Atouts et richesses inexploités
Le Nord ouest qui regroupe quatre gouvernorats, le Kef, Jendouba, Béja et Siliana est doté de plusieurs atouts et richesses naturelles. Couvrant une superficie d’un peu plus de 16.000 kms2, soit environ 10% de la superficie totale du pays, il assure plus de la moitié (60%) de la production céréalière nationale, renferme 75 % des réserves d’eau et dispose de 40% de des ressources forestières du pays. Des richesses naturelles qui font de la région, « le château d’eau, le grenier et le poumon de la Tunisie ». Son sol a recelé, jusqu’à un passé récent, des richesses considérables en zinc, phosphate, plomb, fer, barytine.
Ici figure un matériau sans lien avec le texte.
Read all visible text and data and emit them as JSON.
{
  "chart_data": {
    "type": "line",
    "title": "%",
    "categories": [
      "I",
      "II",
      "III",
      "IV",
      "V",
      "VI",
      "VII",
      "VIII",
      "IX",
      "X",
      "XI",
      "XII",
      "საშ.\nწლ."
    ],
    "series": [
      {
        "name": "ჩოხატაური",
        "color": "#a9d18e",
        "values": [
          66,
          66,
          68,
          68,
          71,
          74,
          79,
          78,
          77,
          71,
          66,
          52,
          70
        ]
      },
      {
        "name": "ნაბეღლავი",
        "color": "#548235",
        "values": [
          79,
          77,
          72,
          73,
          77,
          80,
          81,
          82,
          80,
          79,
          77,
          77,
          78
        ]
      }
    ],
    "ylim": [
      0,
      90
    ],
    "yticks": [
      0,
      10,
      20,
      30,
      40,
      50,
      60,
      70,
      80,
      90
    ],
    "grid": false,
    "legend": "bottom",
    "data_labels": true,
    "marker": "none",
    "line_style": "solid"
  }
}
Plusieurs sites miniers, maintenant fermés, notamment dans le gouvernorat du Kef, ont longtemps constitué de véritables recours pour une population à la recherche d’emplois stables. La proximité de la forêt et de la mer, Ain Draham et Tabarka notamment, et une archéologie qui témoigne d’une histoire fort ancienne, numide, carthaginoise et romaine devaient assurer à la région un avenir touristique prometteur. Des noms comme Sicca Vénéria(Le Kef), Bulla Regia, Mactaris (Maktar), Dougga, de son nom antique Thugga, la table de Jugurtha (Kalaat Senam), Mdaina… qui témoignent de la présence d’anciennes civilisations, sont peu connus et très peu visités.
En même temps, de toutes les régions de la Tunisie, c’est celle où la population a été la plus paupérisée et la plus déracinée. En 1980, la population des quatre gouvernorats représentait 16% de la population totale du pays. Plus de trente après, elle ne représente plus que 8%. L’explication se trouve dans l’exode massif vers les grandes métropoles, Tunis surtout, mais aussi vers l’étranger, qui a caractérisé la région et qui s’est accéléré tout le long des trois dernières décennies au point que qu’elle connait le plus faible taux de croissance du pays avec 0.7% contre 17.1% pour le grand Tunis, par exemple.
Des caractéristiques communes
La région du Nord ouest présente des caractéristiques communes qui permettent de faire « une synthèse logique et cohérente des situations existantes dans les 4 gouvernorats et surtout, d’approcher de manière efficace un développement intégré au niveau de l’ensemble de la région ». Il faudrait, par conséquent, « revoir le système institutionnel régional, réviser les plans d'aménagement du territoire, réétudier le financement des projets dans les régions et mettre en place une nouvelle stratégie du développement régional ». Et c’est au gouvernement de montrer l’exemple en initiant un modèle de développement qui prenne en compte les atouts de la région et ses potentialités en ressources humaines et naturelles et leur valorisation optimale. Avec des secteurs comme l’agro alimentaire, les carrières, les mines (Sra Ouertane attend encore d’être exploitée), mais aussi le tourisme avec le pole Ain Draham-Tabarka, l’université de Jendouba créée en 2003 et censée constituer un moteur de promotion, elle peut prétendre à un nouveau modèle de développement qui pourrait se concrétiser en une véritable « stratégie de développement » s’inscrivant dans le long terme et participant d’une approche prospective et efficiente et non «d’une approche misérabiliste qui s’inscrit dans une optique de sauvetage». «Il est impératif, en effet, de valoriser le potentiel dormant de la région qui n’a pas été, jusque-là, suffisamment exploité et exploré».